Taking effect on November 23, 2021, a new policy from the U.S. Department of Labor (DOL) clarifies existing tip credit laws of the Fair Labor Standards Act.
Presently, employers are required under federal law to pay a minimum wage of $7.25. For tipped workers, part of this may be covered through a “tip credit” that goes towards making up the minimum wage based on received tips.
The agency will have the power to fine employers $1,100 for each individual violation—plus back wages owed—if the employers retain any portion of employee tips. The move shows the DOL’s interest in prioritizing the income of tipped workers, and showing operators that they are willing to enforce such policies aggressively. The final rule also re-defines manager guidelines for participation in tips, permitting managers and supervisors to contribute to mandatory tip pools while clarifying that they may keep tips received for service “directly” and “solely” provided.
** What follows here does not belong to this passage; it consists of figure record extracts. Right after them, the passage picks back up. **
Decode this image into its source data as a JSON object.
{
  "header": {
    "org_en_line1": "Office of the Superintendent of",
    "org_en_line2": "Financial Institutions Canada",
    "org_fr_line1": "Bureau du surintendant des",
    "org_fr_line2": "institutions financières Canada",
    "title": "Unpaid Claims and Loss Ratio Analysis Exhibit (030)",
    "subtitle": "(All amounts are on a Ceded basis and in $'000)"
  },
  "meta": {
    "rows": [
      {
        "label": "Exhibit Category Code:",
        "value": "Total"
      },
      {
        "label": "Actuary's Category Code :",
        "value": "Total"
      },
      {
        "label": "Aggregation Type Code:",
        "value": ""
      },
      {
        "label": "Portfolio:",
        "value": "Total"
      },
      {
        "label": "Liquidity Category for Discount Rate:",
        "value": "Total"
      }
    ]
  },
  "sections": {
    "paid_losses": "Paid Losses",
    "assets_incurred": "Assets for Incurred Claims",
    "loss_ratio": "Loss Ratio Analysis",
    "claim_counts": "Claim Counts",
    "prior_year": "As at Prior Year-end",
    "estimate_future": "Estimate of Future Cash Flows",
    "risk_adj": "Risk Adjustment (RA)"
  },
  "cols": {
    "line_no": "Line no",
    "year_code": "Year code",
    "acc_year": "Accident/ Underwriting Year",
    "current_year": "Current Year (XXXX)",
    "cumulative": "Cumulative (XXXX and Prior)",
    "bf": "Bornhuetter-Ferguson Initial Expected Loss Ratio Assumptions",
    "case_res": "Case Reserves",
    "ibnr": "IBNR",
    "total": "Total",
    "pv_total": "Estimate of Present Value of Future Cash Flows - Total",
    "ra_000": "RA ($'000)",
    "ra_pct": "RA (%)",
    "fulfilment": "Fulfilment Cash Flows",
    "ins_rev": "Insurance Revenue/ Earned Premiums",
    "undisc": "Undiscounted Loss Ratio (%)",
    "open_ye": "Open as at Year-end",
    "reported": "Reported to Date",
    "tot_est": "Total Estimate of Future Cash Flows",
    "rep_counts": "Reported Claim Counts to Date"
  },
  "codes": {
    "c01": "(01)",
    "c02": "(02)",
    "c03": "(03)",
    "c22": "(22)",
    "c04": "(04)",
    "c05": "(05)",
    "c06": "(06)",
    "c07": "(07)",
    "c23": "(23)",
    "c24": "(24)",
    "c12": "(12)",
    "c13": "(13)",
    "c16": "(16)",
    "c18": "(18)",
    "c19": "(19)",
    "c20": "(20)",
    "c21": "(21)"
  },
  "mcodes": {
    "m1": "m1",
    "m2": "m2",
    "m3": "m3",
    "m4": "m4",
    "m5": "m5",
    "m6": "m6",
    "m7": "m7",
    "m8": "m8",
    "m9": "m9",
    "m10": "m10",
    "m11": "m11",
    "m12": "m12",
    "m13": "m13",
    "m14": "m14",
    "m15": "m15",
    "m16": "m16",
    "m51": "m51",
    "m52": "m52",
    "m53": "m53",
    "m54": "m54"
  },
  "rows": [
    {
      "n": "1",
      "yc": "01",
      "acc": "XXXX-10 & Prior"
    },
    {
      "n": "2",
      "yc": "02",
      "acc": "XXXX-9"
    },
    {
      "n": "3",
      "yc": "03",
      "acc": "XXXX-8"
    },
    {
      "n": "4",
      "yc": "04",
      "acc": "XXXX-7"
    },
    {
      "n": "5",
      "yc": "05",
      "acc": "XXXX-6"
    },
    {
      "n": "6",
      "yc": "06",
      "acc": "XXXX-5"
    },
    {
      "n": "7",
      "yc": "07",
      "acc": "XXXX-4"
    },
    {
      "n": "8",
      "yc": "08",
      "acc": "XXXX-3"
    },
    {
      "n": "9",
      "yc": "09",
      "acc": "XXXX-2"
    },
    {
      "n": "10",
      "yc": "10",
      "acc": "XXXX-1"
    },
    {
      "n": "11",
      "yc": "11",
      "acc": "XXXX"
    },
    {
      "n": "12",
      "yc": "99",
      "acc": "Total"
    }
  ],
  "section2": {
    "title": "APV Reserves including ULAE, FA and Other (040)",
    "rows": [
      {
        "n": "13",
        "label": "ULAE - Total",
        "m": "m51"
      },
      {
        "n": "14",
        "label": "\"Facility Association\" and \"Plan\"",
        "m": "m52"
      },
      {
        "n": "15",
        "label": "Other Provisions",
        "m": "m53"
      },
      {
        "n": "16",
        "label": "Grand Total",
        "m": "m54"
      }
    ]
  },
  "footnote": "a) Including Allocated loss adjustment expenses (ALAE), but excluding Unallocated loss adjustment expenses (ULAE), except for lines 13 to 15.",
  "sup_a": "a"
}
Managers may not participate in tip pools but can contribute if required by the establishment.
Legal publication JD Supra recommends employers of tipped employees to “carefully evaluate their procedures to ensure that they are not retaining any portion of their employee’s tips. Employers should also educate their managers and supervisors regarding the circumstances under which they are permitted to retain tips they receive from customers. Failure to do so could result in hefty penalties.”
The jury is still out on three portions of the Tip Regulations Final Rule section of the Fair Labor Standards Act: two concern the DOL’s power to apply civil money penalties, the third on the 80/20 rule. Under the proposed revision of the 80/20 rule, expected to be addressed by December 21, 2021, employees who spend up to 20% of their time on non-tipped tasks are still eligible for tip credits.